I have personally seen guards slinging property and legal documents everywhere and squirting toothpaste onto it as it lies in the sink/toilet, smashing purchased food, leaving what semblance of order you may have had in shambles. A pile of trash. The purpose of this of course is to remind you who has all the power. Who cares if it perpetuates and reinforces the negative energy that brings people to prison? This is the oxymoron of the department of corrections. The staff, being undereducated, falls prey to the big brother mentality while continuing less than ethical or professional behavior by retaliation through shake downs. Prisoners have very little, and there is comfort in having a few personal effects around them. It helps to maintain some sanity. Until bang! Everybody up, we need to see if you have any of the contraband that our fellow officers are smuggling in!
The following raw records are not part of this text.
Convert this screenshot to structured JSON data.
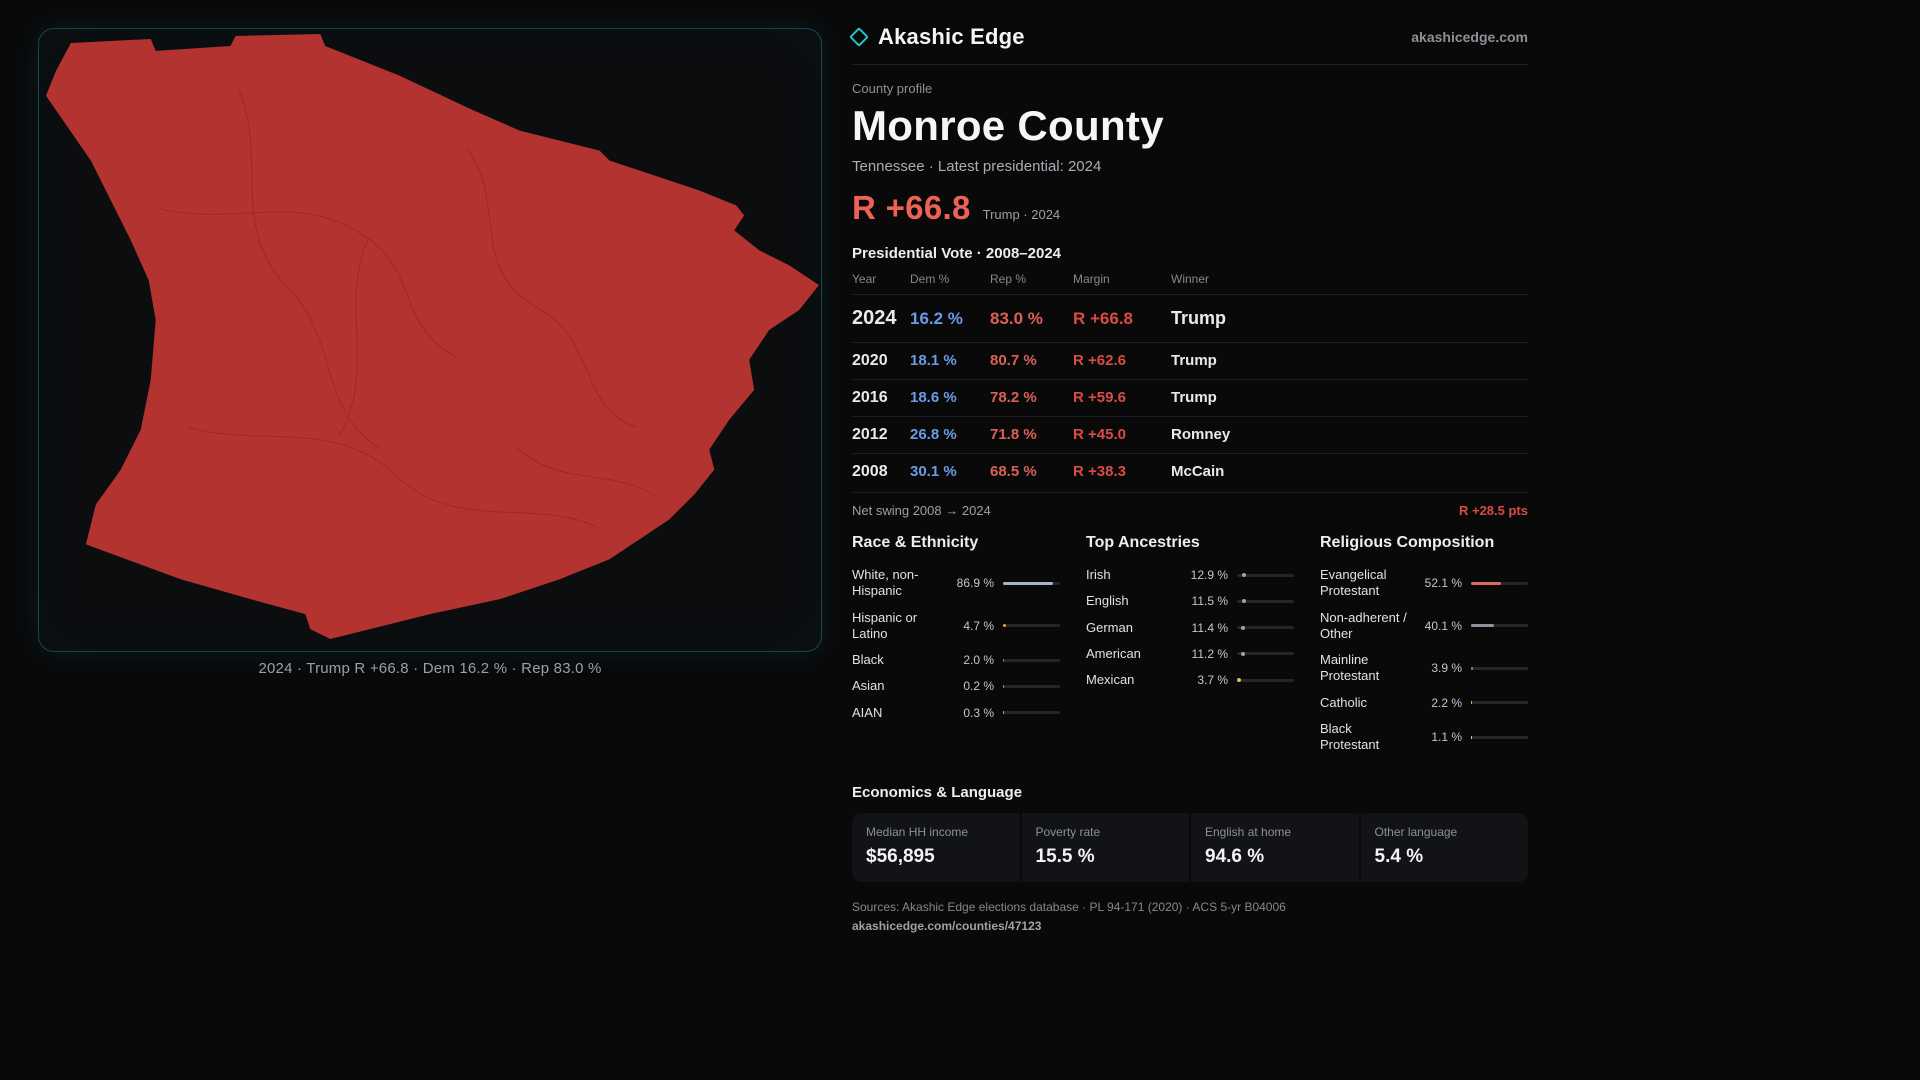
{
  "header": {
    "brand": "Akashic Edge",
    "domain": "akashicedge.com"
  },
  "colors": {
    "accent_teal": "#2bbfd0",
    "county_fill": "#b23330",
    "dem_blue": "#6b9be6",
    "rep_red": "#dd5f57",
    "margin_red": "#d94b44",
    "headline_red": "#ee6157"
  },
  "map": {
    "caption": "2024 · Trump R +66.8 · Dem 16.2 % · Rep 83.0 %"
  },
  "profile": {
    "kicker": "County profile",
    "title": "Monroe County",
    "subtitle": "Tennessee · Latest presidential: 2024",
    "margin": "R +66.8",
    "margin_note": "Trump · 2024"
  },
  "vote_table": {
    "title": "Presidential Vote · 2008–2024",
    "headers": [
      "Year",
      "Dem %",
      "Rep %",
      "Margin",
      "Winner"
    ],
    "rows": [
      {
        "year": "2024",
        "dem": "16.2 %",
        "rep": "83.0 %",
        "margin": "R +66.8",
        "winner": "Trump"
      },
      {
        "year": "2020",
        "dem": "18.1 %",
        "rep": "80.7 %",
        "margin": "R +62.6",
        "winner": "Trump"
      },
      {
        "year": "2016",
        "dem": "18.6 %",
        "rep": "78.2 %",
        "margin": "R +59.6",
        "winner": "Trump"
      },
      {
        "year": "2012",
        "dem": "26.8 %",
        "rep": "71.8 %",
        "margin": "R +45.0",
        "winner": "Romney"
      },
      {
        "year": "2008",
        "dem": "30.1 %",
        "rep": "68.5 %",
        "margin": "R +38.3",
        "winner": "McCain"
      }
    ],
    "net_swing_label": "Net swing 2008 → 2024",
    "net_swing_value": "R +28.5 pts"
  },
  "race": {
    "title": "Race & Ethnicity",
    "rows": [
      {
        "label": "White, non-Hispanic",
        "value": "86.9 %",
        "pct": 86.9,
        "color": "#a9b5c7"
      },
      {
        "label": "Hispanic or Latino",
        "value": "4.7 %",
        "pct": 4.7,
        "color": "#e2a23f"
      },
      {
        "label": "Black",
        "value": "2.0 %",
        "pct": 2.0,
        "color": "#5d82e0"
      },
      {
        "label": "Asian",
        "value": "0.2 %",
        "pct": 0.2,
        "color": "#8d949c"
      },
      {
        "label": "AIAN",
        "value": "0.3 %",
        "pct": 0.3,
        "color": "#e2a23f"
      }
    ]
  },
  "ancestries": {
    "title": "Top Ancestries",
    "rows": [
      {
        "label": "Irish",
        "value": "12.9 %",
        "pct": 12.9,
        "color": "#9aa3ad"
      },
      {
        "label": "English",
        "value": "11.5 %",
        "pct": 11.5,
        "color": "#9aa3ad"
      },
      {
        "label": "German",
        "value": "11.4 %",
        "pct": 11.4,
        "color": "#9aa3ad"
      },
      {
        "label": "American",
        "value": "11.2 %",
        "pct": 11.2,
        "color": "#9aa3ad"
      },
      {
        "label": "Mexican",
        "value": "3.7 %",
        "pct": 3.7,
        "color": "#dcc14d"
      }
    ]
  },
  "religion": {
    "title": "Religious Composition",
    "rows": [
      {
        "label": "Evangelical Protestant",
        "value": "52.1 %",
        "pct": 52.1,
        "color": "#e06a63"
      },
      {
        "label": "Non-adherent / Other",
        "value": "40.1 %",
        "pct": 40.1,
        "color": "#8d949c"
      },
      {
        "label": "Mainline Protestant",
        "value": "3.9 %",
        "pct": 3.9,
        "color": "#5d82e0"
      },
      {
        "label": "Catholic",
        "value": "2.2 %",
        "pct": 2.2,
        "color": "#dcc14d"
      },
      {
        "label": "Black Protestant",
        "value": "1.1 %",
        "pct": 1.1,
        "color": "#cfd3d8"
      }
    ]
  },
  "economics": {
    "title": "Economics & Language",
    "stats": [
      {
        "label": "Median HH income",
        "value": "$56,895"
      },
      {
        "label": "Poverty rate",
        "value": "15.5 %"
      },
      {
        "label": "English at home",
        "value": "94.6 %"
      },
      {
        "label": "Other language",
        "value": "5.4 %"
      }
    ]
  },
  "footer": {
    "sources": "Sources: Akashic Edge elections database · PL 94-171 (2020) · ACS 5-yr B04006",
    "permalink": "akashicedge.com/counties/47123"
  }
}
If it weren’t so annoying, it would be laughable. So every night, you go to sleep wondering if this will be your night. Until you make up your mind to detach from it. That’s a measure of success.
I read that in the 1930s, law enforcement were running amok and instead of arresting those involved in criminal activity, they would just shake them down, taking whatever they wanted, and many across the country were arrested and imprisoned. This resulted in prisoners employing the same behavior with each other on the inside. You don’t shine the light on these shakedowns and risk being called a snitch. I believe not only is there a duty to shine the light but also point the proverbial finger. These doubly negative actions will not change until we change them. That begins with personal accountability and understanding the importance of change.
Prisons may have come a long way since the 1930s but God knows there is much room for improvement. Conducting searches with some semblance of care to find contraband supplied by those who are considered the ‘good guys’ is a start to treating humans humanely – one shake down at a time.